Wenn sie sich einen Schuss setzt oder in einem schmuddligen Auto einen Freier bedient, ist das natürlich sehr heftig. Und doch erzeugt es beim Zuschauer nicht die gleiche Fassungslosigkeit wie bei ähnlichen Szenen im Film. Denn die damalige Hauptdarstellerin Natja Brunckhorst war beim Dreh gerade mal 13 Jahre alt und dadurch wirklich noch ein Kind, das durch die Hölle des Bahnhofs Zoo ging.
Immer wieder arbeitet die Serie mit Traum- oder Rauschsequenzen, etwa wenn Christianes Freundin Babsi (Lea Drinda) mit ihrem offensichtlich toten Vater spricht oder eine Art Henkergestalt der wartenden Christiane zum ersten Mal Heroin in die Venen spritzt.
Angekündigt ist die Serie als moderne Neuauflage, was aber nicht bedeutet, dass die Geschichte in die Gegenwart verlegt wurde: Die Musik läuft noch ab Kassette, und überall wird geraucht.
Auch die junge Liebe zwischen Christiane und Benno (der in Buch und Film Detlef heisst) bleibt in der Serie einer der zentralen und stärksten Handlungsstränge. Im Laufe ihrer zerstörerischen Beziehung teilen sie Spritzen, Freier und den Traum eines drogenfreien Lebens.
Die echte Christiane F. kam auch nach der Geburt ihres Sohnes 1996 nie ganz von den Drogen los. Die heute 58-Jährige leidet unter einer Leberzirrhose und hat sich aus der Öffentlichkeit zurückgezogen. Detlef hingegen schaffte den Ausstieg und arbeitet in Berlin als Busfahrer.
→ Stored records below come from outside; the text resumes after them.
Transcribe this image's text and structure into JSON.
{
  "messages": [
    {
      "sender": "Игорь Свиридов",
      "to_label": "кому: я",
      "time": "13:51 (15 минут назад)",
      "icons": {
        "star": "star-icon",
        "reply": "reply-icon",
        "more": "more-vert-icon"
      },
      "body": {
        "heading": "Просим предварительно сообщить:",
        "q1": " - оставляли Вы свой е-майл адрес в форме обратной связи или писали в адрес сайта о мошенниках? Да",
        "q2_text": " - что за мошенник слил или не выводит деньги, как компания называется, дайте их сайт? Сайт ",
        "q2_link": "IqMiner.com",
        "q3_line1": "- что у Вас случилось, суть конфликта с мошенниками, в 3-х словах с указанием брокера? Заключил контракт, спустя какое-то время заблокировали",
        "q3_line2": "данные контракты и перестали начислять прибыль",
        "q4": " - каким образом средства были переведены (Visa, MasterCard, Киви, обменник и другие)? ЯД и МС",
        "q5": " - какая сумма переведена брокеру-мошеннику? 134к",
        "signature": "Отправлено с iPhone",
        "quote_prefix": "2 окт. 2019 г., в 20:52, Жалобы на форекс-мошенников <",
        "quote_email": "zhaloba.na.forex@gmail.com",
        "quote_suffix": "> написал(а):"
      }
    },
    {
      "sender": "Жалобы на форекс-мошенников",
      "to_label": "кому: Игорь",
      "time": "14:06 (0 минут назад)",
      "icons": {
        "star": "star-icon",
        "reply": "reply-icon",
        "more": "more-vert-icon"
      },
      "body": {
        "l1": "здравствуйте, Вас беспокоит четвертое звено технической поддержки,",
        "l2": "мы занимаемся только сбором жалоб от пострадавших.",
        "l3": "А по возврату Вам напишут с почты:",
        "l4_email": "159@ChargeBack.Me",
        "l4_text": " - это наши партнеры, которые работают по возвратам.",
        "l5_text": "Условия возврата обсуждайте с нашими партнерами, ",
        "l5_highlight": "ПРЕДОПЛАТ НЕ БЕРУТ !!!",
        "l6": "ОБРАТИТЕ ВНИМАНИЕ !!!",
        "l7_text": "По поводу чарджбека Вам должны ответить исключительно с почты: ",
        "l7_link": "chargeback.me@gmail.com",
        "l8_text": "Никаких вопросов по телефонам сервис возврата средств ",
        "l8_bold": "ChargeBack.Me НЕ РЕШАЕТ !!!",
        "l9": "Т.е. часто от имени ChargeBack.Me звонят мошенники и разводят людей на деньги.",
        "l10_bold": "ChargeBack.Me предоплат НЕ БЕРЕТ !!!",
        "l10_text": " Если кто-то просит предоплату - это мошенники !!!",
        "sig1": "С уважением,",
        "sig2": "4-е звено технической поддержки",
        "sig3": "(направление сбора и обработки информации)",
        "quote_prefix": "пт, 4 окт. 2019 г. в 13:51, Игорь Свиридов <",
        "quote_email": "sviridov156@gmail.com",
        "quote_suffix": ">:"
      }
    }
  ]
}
Und aus Christiane-Darstellerin Natja Brunckhorst wurde eine erfolgreiche Drehbuchautorin. Ihr Filmkollege Thomas Haustein, der den Detlef spielte, schlug einen überraschenden Weg ein: Bis heute ist er in den Strassen Berlins als Sozialarbeiter unterwegs und hilft Jugendlichen mit Drogenproblemen.
Prime Video | Dramaserie | 1. Staffel | D 2021 | Acht Folgen à ca. 50 Min.